Rusia telah mengakui bahwa serangan rudal tersebut dilakukan, namun mengklaim bahwa serangan tersebut menargetkan fasilitas militer di pelabuhan dan memberikan argumen yang tidak masuk akal bahwa serangan tersebut bukan merupakan pelanggaran terhadap perjanjian. Hal ini menunjukkan bahwa tidak ada perubahan dalam sikap Rusia yang menganggap dirinya terlalu benar dan tidak akan menyerah dalam serangannya sampai Ukraina menyerah.
Apapun targetnya, menyerang pelabuhan yang berfungsi sebagai pusat pengiriman biji-bijian merupakan pelanggaran terhadap semangat perjanjian. Ini sama sekali tidak bisa diterima.

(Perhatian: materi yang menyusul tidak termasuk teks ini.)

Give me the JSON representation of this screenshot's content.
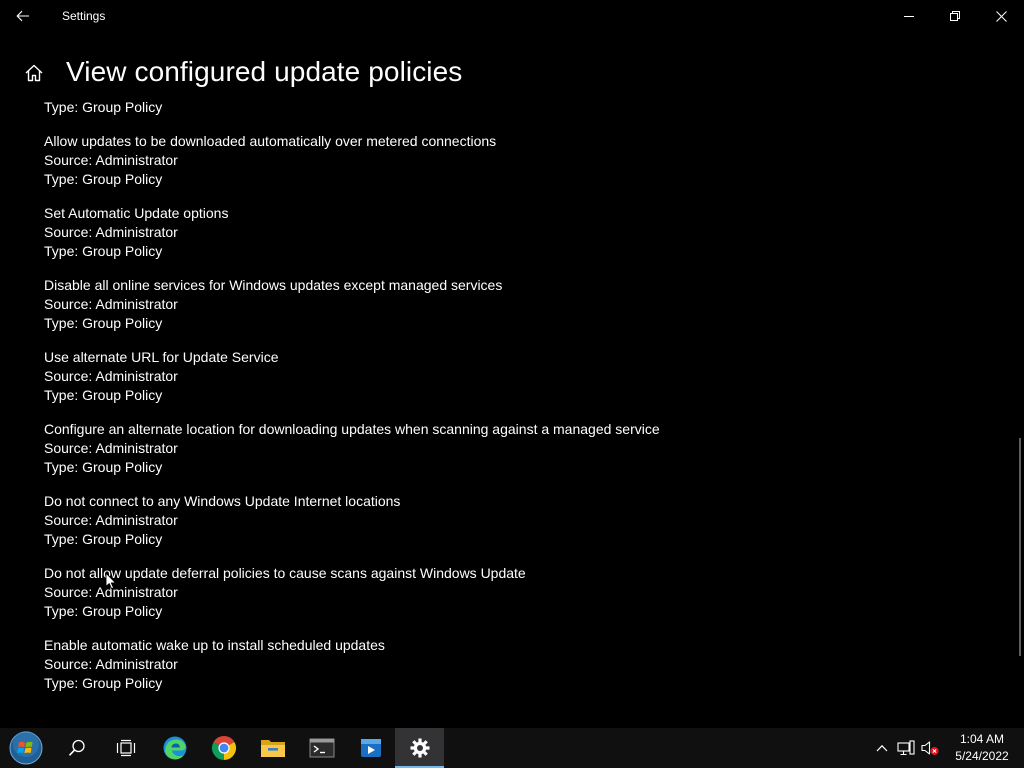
{
  "window": {
    "title": "Settings",
    "back_icon": "back-arrow-icon",
    "controls": [
      "minimize-icon",
      "restore-icon",
      "close-icon"
    ]
  },
  "header": {
    "home_icon": "home-icon",
    "title": "View configured update policies"
  },
  "first_partial_type": "Type: Group Policy",
  "policies": [
    {
      "name": "Allow updates to be downloaded automatically over metered connections",
      "source": "Source: Administrator",
      "type": "Type: Group Policy"
    },
    {
      "name": "Set Automatic Update options",
      "source": "Source: Administrator",
      "type": "Type: Group Policy"
    },
    {
      "name": "Disable all online services for Windows updates except managed services",
      "source": "Source: Administrator",
      "type": "Type: Group Policy"
    },
    {
      "name": "Use alternate URL for Update Service",
      "source": "Source: Administrator",
      "type": "Type: Group Policy"
    },
    {
      "name": "Configure an alternate location for downloading updates when scanning against a managed service",
      "source": "Source: Administrator",
      "type": "Type: Group Policy"
    },
    {
      "name": "Do not connect to any Windows Update Internet locations",
      "source": "Source: Administrator",
      "type": "Type: Group Policy"
    },
    {
      "name": "Do not allow update deferral policies to cause scans against Windows Update",
      "source": "Source: Administrator",
      "type": "Type: Group Policy"
    },
    {
      "name": "Enable automatic wake up to install scheduled updates",
      "source": "Source: Administrator",
      "type": "Type: Group Policy"
    }
  ],
  "taskbar": {
    "items": [
      "start-orb-icon",
      "search-icon",
      "task-view-icon",
      "edge-icon",
      "chrome-icon",
      "file-explorer-icon",
      "terminal-icon",
      "media-player-icon",
      "settings-gear-icon"
    ],
    "active_item": "settings-gear-icon",
    "accent": "#76b9ed",
    "tray_icons": [
      "chevron-up-icon",
      "network-icon",
      "volume-muted-icon"
    ],
    "time": "1:04 AM",
    "date": "5/24/2022"
  }
}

Kesepakatan terbaru baru saja tercapai setelah negosiasi berbulan-bulan. Hal ini penting untuk transportasi aman gandum, jagung, dan komoditas Ukraina lainnya yang terakumulasi di gudang, dan untuk pengirimannya ke negara-negara yang menghadapi krisis pangan.

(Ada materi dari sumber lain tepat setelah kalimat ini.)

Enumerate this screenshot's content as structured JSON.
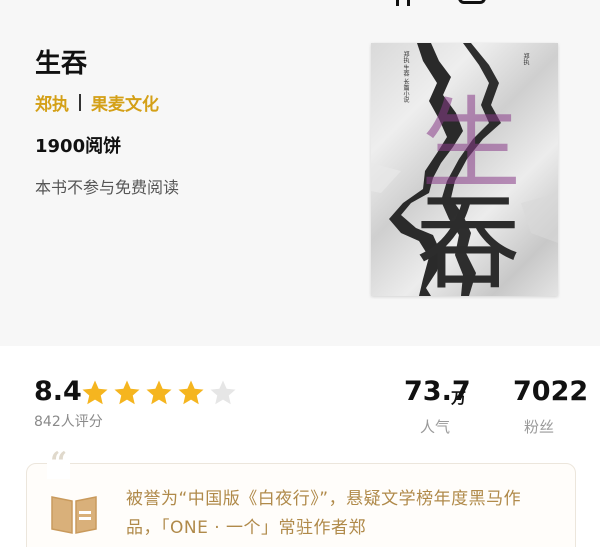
{
  "book": {
    "title": "生吞",
    "author": "郑执",
    "publisher": "果麦文化",
    "price": "1900阅饼",
    "free_note": "本书不参与免费阅读"
  },
  "cover": {
    "char_top": "生",
    "char_bottom": "吞",
    "tagline": "郑执",
    "vertical_text": "郑执 生吞 长篇小说"
  },
  "rating": {
    "score": "8.4",
    "stars": 4,
    "max_stars": 5,
    "count_label": "842人评分"
  },
  "stats": {
    "popularity_value": "73.7",
    "popularity_unit": "万",
    "popularity_label": "人气",
    "fans_value": "7022",
    "fans_label": "粉丝"
  },
  "intro": {
    "quote_glyph": "“",
    "text": "被誉为“中国版《白夜行》”，悬疑文学榜年度黑马作品，「ONE · 一个」常驻作者郑"
  },
  "colors": {
    "accent": "#d4a017",
    "star_on": "#f5b51f",
    "star_off": "#e6e6e6",
    "intro_text": "#b08a4a"
  }
}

Serangan terhadap pelabuhan Odesa melemahkan upaya mediasi yang dilakukan oleh PBB dan Turki serta menimbulkan pertanyaan serius mengenai apakah Rusia siap untuk secara serius melaksanakan perjanjian tersebut.
Dalam invasinya ke Ukraina, Rusia berulang kali membunuh warga sipil tanpa pandang bulu, termasuk anak-anak, dan menyerang rumah sakit yang melanggar hukum internasional. Bahkan ketika dikutuk oleh dunia, Moskow mencoba membenarkan tindakannya dengan klaim palsu.
Kepercayaan masyarakat internasional terhadap Rusia berangsur-angsur runtuh. Jika perjanjian tersebut gagal dan krisis pangan semakin parah, maka Rusialah yang harus bertanggung jawab.
Sekretaris Jenderal PBB Antonio Guterres dan Presiden Turki Recep Tayyip Erdogan yang hadir pada upacara penandatanganan perjanjian tersebut kehilangan muka. Kementerian Luar Negeri Ukraina mengecam serangan rudal tersebut sebagai contoh Presiden Rusia Vladimir Putin yang meludahi Guterres dan Erdogan.
Untuk mencegah situasi seperti ini terulang kembali, PBB dan Turki harus memprotes keras Putin dan menuntut penerapan tindakan perbaikan.
Ukraina mengatakan pihaknya akan terus mengatur armada untuk pengiriman biji-bijian dan mempersiapkan pemuatan biji-bijian, serta proses lainnya. Ukraina didorong untuk menerapkan perjanjian tersebut secara bertahap dan merealisasikan dimulainya kembali ekspor, sambil fokus pada pertahanan terhadap rudal Rusia.